Al llegar a casa, Ethan retomo la conversación con su amiga
[@Ethandubois: lo siento, creo que me estaba dejando llevar por mis impulsos]
Rania estaba en la ducha después de haber dejado dormida a su pequeña bebé, mientras el agua caía, pensaba en Ethan, era un inevitable pensamiento que ocupaba su mente y su tiempo desde que vio su foto en el Facebook y decidió conocerlo a través de las redes sociales; sacudía la cabeza intentando librarse de él, se negaba a atarlo a ella quitándole la posibilidad de tener sus propios hijos, su propia familia, y tardo en leer el mensaje. Sonrió nostálgica entendiendo que, esa, sería la única relación que podía tener con Ethan a partir de ese momento.
[@RPGROS: ¿estas mejor?]
[@Ethandubois: si, solo que a veces no la entiendo.]
Rania secaba su cabello frente al espejo mientras leía el mensaje
[@Ethandubois: pensé que le interesaba.

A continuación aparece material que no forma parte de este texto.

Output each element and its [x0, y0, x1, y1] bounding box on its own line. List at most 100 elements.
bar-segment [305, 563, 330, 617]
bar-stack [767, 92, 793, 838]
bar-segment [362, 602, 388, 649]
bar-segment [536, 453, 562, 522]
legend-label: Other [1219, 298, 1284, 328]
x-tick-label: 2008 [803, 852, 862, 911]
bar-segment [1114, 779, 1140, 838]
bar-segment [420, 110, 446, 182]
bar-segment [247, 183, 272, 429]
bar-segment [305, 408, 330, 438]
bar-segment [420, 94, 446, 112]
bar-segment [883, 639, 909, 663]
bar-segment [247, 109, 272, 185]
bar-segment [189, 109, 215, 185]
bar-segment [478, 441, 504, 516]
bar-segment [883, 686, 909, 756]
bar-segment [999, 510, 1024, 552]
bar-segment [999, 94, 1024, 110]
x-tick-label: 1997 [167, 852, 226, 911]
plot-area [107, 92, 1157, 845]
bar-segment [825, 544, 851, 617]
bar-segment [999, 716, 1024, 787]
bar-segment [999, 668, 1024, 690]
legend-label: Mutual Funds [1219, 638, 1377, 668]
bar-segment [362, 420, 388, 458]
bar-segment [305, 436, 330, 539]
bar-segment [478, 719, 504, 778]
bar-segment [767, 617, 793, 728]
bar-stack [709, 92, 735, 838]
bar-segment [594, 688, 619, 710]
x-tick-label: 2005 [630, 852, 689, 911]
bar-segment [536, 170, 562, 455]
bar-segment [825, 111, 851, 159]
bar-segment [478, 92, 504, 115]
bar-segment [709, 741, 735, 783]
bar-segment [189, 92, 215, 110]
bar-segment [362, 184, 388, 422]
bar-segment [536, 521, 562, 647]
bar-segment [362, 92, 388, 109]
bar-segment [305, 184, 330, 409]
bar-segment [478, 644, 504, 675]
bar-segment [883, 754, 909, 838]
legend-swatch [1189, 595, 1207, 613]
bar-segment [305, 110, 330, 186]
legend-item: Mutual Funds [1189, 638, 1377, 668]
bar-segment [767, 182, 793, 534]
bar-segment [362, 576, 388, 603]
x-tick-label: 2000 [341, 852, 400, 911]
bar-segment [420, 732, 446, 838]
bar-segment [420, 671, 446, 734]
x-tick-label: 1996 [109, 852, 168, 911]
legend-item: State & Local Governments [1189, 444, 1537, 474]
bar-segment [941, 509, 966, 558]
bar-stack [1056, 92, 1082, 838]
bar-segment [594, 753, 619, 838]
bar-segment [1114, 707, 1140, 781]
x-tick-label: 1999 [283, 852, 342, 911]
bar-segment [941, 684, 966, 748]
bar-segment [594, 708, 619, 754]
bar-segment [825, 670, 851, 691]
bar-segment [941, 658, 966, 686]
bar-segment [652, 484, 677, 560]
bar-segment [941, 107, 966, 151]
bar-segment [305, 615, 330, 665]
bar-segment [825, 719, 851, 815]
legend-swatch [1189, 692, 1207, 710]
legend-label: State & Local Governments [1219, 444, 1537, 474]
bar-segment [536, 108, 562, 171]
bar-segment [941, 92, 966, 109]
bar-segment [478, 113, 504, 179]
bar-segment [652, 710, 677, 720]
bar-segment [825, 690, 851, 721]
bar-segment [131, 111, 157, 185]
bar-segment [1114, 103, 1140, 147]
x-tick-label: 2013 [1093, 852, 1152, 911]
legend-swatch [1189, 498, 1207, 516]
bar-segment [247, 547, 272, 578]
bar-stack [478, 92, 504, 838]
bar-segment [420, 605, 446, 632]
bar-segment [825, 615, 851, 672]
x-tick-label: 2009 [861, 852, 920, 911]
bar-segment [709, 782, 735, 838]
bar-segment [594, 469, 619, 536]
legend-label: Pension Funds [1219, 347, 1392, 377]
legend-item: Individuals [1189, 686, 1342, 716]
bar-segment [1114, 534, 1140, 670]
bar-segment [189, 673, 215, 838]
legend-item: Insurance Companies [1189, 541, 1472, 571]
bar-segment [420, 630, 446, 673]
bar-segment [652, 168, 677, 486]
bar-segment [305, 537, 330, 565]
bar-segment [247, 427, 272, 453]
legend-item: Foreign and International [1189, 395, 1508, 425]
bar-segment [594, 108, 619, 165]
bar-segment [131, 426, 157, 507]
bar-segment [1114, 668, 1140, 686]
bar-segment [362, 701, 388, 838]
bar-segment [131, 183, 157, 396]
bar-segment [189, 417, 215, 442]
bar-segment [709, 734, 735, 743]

A veces creo que le intereso, pero a veces pienso que solo me teme y busca alejarme]
Ella se miraba inexpresiva al espejo, la fecha de su cirugía se acercaba, no quería dejar las cosas con Ethan de esa manera, necesitaba aclarar todo con él y estaba segura que necesitaban hablar.
[@RPGROS: habla con ella ¿Por qué te temería?]
Al leer ese mensaje, Ethan levanto las cejas, no le confesaría a una desconocida un secreto que se supone él mismo no debía saber
[@Ethandubois: creo que hablare con ella]
Respondió Ethan decidido y seguro que era lo mejor, aunque simplemente se recostó pensando en la manera de abordar el tema con la ella.